Mon père était souvent absent de la maison en raison de son travail, ce qui signifiait que nous passions peu de temps ensemble. Cependant, lorsque nous étions réunis, nos discussions étaient passionnées, parfois même au point de ne plus nous parler pendant plusieurs jours. Je préférais souvent garder mes inquiétudes pour moi de peur de ses réactions, donc le silence était notre meilleur moyen de communication.
Je réalise maintenant que j'ai du mal à exprimer mes pensées et opinions de peur de déclencher des disputes. Lorsque mon père et moi avions des différends et qu'il voulait apaiser la situation, il me gagnait avec des cadeaux qui me faisaient plaisir. Il achetait littéralement mon amour avec des CD de chanteurs québécois que j'adorais.
Ma mère me demandait souvent d'aller voir mon père et de discuter avec lui, car sinon, il ne le ferait pas lui-même, étant assez têtu. Mon père passait généralement son temps dans le garage, occupé à faire des choses d'hommes, je ne sais pas exactement quoi. Par conséquent, j'allais le voir et essayais de le supplier de me pardonner. La plupart du temps, j'y parvenais en écrivant une lettre plutôt que de le dire verbalement.

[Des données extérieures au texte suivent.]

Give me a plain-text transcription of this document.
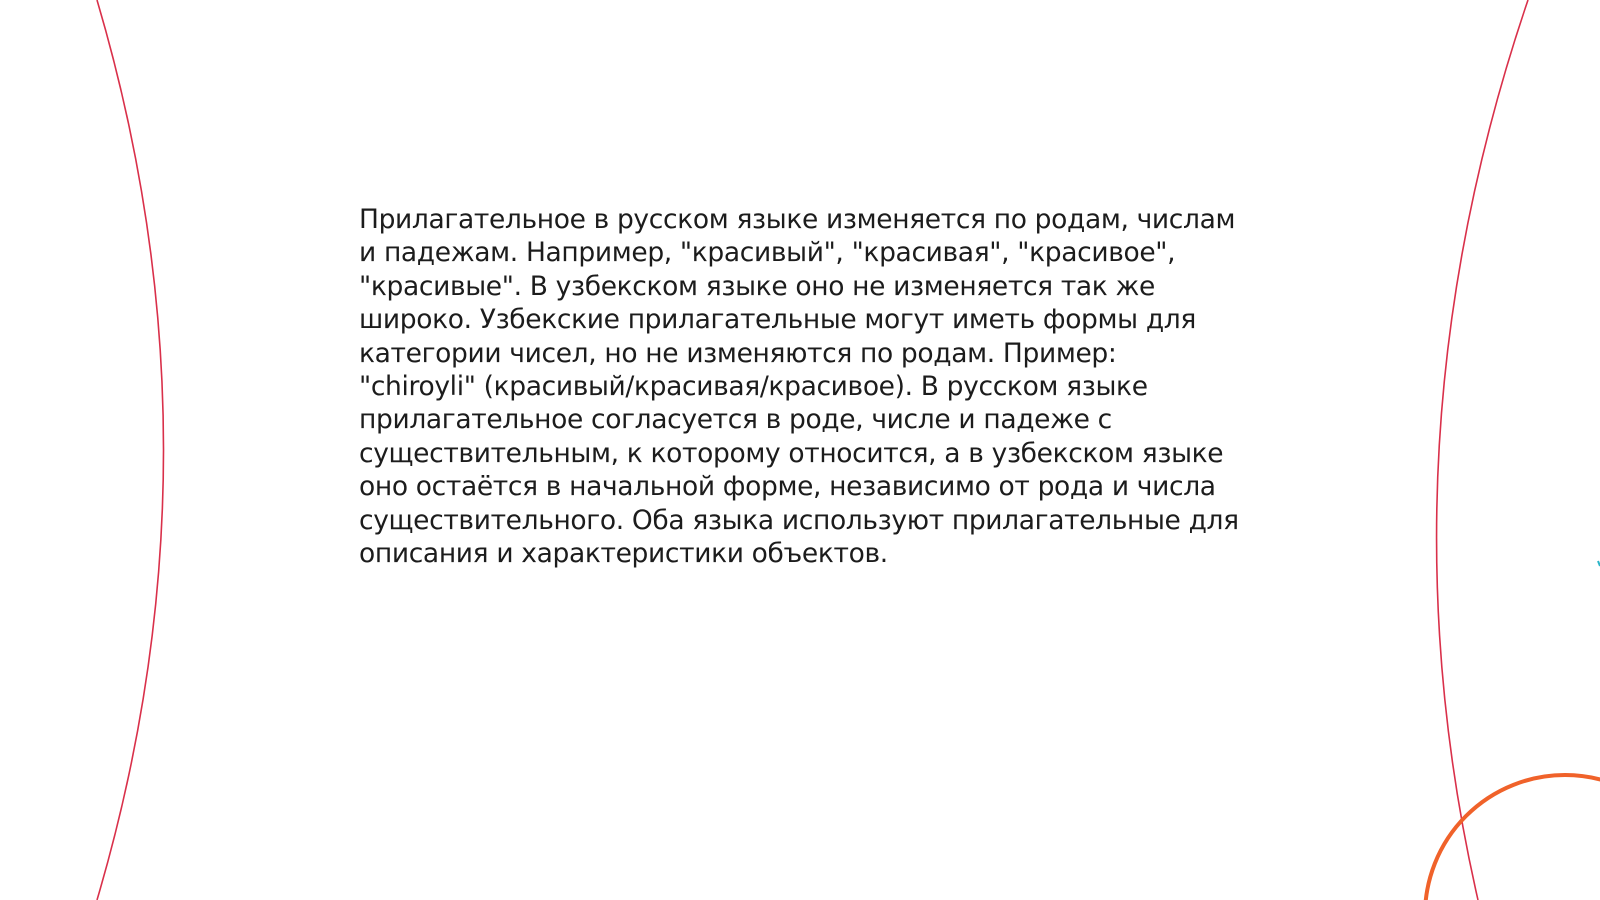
Прилагательное в русском языке изменяется по родам, числам и падежам. Например, "красивый", "красивая", "красивое", "красивые". В узбекском языке оно не изменяется так же широко. Узбекские прилагательные могут иметь формы для категории чисел, но не изменяются по родам. Пример: "chiroyli" (красивый/красивая/красивое). В русском языке прилагательное согласуется в роде, числе и падеже с существительным, к которому относится, а в узбекском языке оно остаётся в начальной форме, независимо от рода и числа существительного. Оба языка используют прилагательные для описания и характеристики объектов.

L'écriture me permettait de briser la glace plus facilement. Ensuite, inévitablement, nous nous enlacions, nous pleurions et nous pardonnions jusqu'à la prochaine fois. Cela vous rappelle-t-il quelque chose ? On pourrait comparer ce cycle au cycle de la violence conjugale. Il y a une tension, la colère éclate, puis il y a le pardon et la lune de miel. Ici, le silence remplace la violence.
La grève du silence volontaire de l'autre personne pendant une longue période est une forme de violence. Dans une relation saine, le silence ne dure que quelques minutes pour se ressaisir et éviter de parler sous le coup de la colère.
Des années plus tard, j'ai appris que c'était à ma mère d'aller parler à mon père, pas à moi. Ce qui est fait est fait, mais j'ai écrit de nombreuses lettres à mon père. Nous avons souvent pleuré ensemble dans le garage et avons souvent eu des désaccords lorsque j'étais adolescente.
Heureusement, les rôles se sont inversés les dernières années avant sa mort, et j'ai pu prendre soin de lui. C'est d'ailleurs lui qui est venu me chercher avec ma mère en Colombie-Britannique lorsque nous sommes revenus au Québec pour que je puisse me reconstruire. Je partagerai plus en détail toute cette histoire dans les deux prochaines saisons.
J’ai écrit un livre la Guerrière le combat d’une femme pour sa liberté. J’ai une quantité limitée à vous envoyer par la poste. Je vous invite à remplir mon formulaire pour recevoir votre copie dédicacée.
Ressources :
Liens utiles pour vous aider : https://sosviolenceconjugale.ca/fr n’oubliez pas avant de sortir ce petit lien en bas à gauche EFFACER L’HISTORIQUE.
CALACS (Centre d'Aide et de Lutte Contre les Agressions à Caractère Sexuelles) https://www.calacs.ca/.
Lorsque vous êtes prête à porter plainte, le CAVAC sera vous aider Centre d’Aide aux Victimes d’Actes Criminel : https://cavac.qc.ca/
Je vous suggère d’aller dans un centre de femmes. : https://rcentres.qc.ca/.
Monoparentale ? https://fafmrq.org/
À cœur d’homme
Réseau d’aide aux hommes pour une société sans violence
Région de Québec : 418 660-7799
www.acoeurdhomme.com
Pour vous procurer la chanson, c’est par ici. (À venir)
Pour vous procurer mon livre copie papier et dédicace c’est par ici .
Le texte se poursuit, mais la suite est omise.